US scientists have hailed a new weight loss vaccine as the latest weapon in the fight against obesity but Australian experts warns it's not the Holy Grail.
Researchers from US company Braasch Biotech in South Dakota have been testing the "flab jab", an injection that makes the immune system attack a hormone that slows our metabolism and makes us gain weight.
After feeding obese mice a high-fat diet, they injected them with the vaccine and saw a 10 percent drop in body weight in four days, the UK's Telegraph reported.
The mice maintained the weight loss after booster injections were administered three weeks later.
"This study demonstrates the possibility of treating obesity with vaccination," lead researcher Dr Keith Haffer said.
"Although further studies are necessary to discover the long-term implications of these vaccines, treatment of human obesity with vaccination could provide physicians with a drug- and surgical-free option against the weight epidemic."
But Professor Michael Cowley, director of the Monash Obesity & Diabetes Institute at Monash University, said the study was flawed.
"It wasn't a particularly well-controlled study; the experiment wasn't well done," he told ninemsn.

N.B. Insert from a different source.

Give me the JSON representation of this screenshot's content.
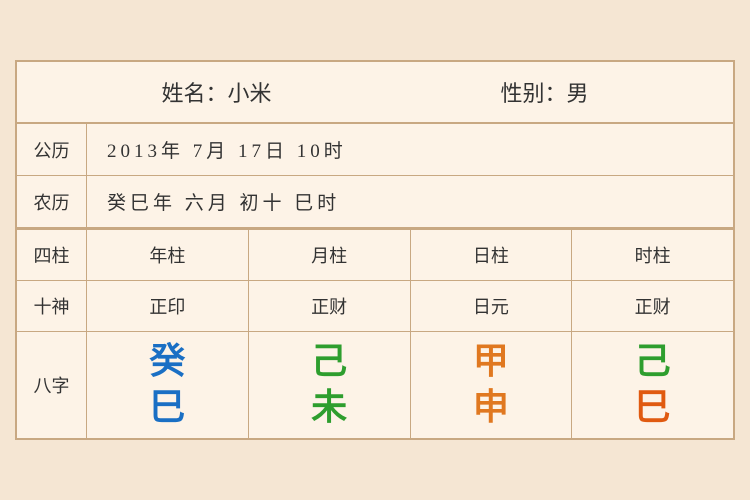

The vaccine uses a peptide protein molecule called somatostatin, which suppresses the growth hormones that speed up metabolism and help weight loss.
When somatostatin is used as a vaccine, the immune system sees it as a threat and the body releases antibodies to neutralise it.
In the study, the mice's body weight was reduced but their normal growth hormones weren't affected.
A control group of mice were injected with a saline solution, but Professor Cowley said that was not an adequate control model.
"They should have used a vaccination against something else, or a scramble of hormones, rather than giving the animals nothing," he said.
"It could be that it wasn't to do with somatostatin at all, it was simply that the animals felt crook after getting the injection. It could be correct, but what they've done doesn't enable us to prove that point."
Professor Cowley also warned using growth hormones to control weight loss could have dangerous side effects.
"It causes the heart to thicken, and a raft of other side effects. That's why human growth hormone is not used except for in patients who have low levels of growth hormone," he said.
"The side effects of using growth hormone for weight loss would outweigh the benefits, and certainly the US Food and Drug Administration has never let a company use growth hormone supplementation as a weight loss aid."
More than 4 million Australians are obese, which is defined as having a body mass index (BMI) greater than 30.
Obesity is the leading cause of premature illness and death in Australia, and if weight gain continues at current levels, 80 percent of adult Australians will be overweight or obese by 2020.
Professor Cowley said a new drug, lorcaserin, is a much better breakthrough, because the comprehensive study on thousands of people who took it found they lost an average of 5.8 percent of their body weight.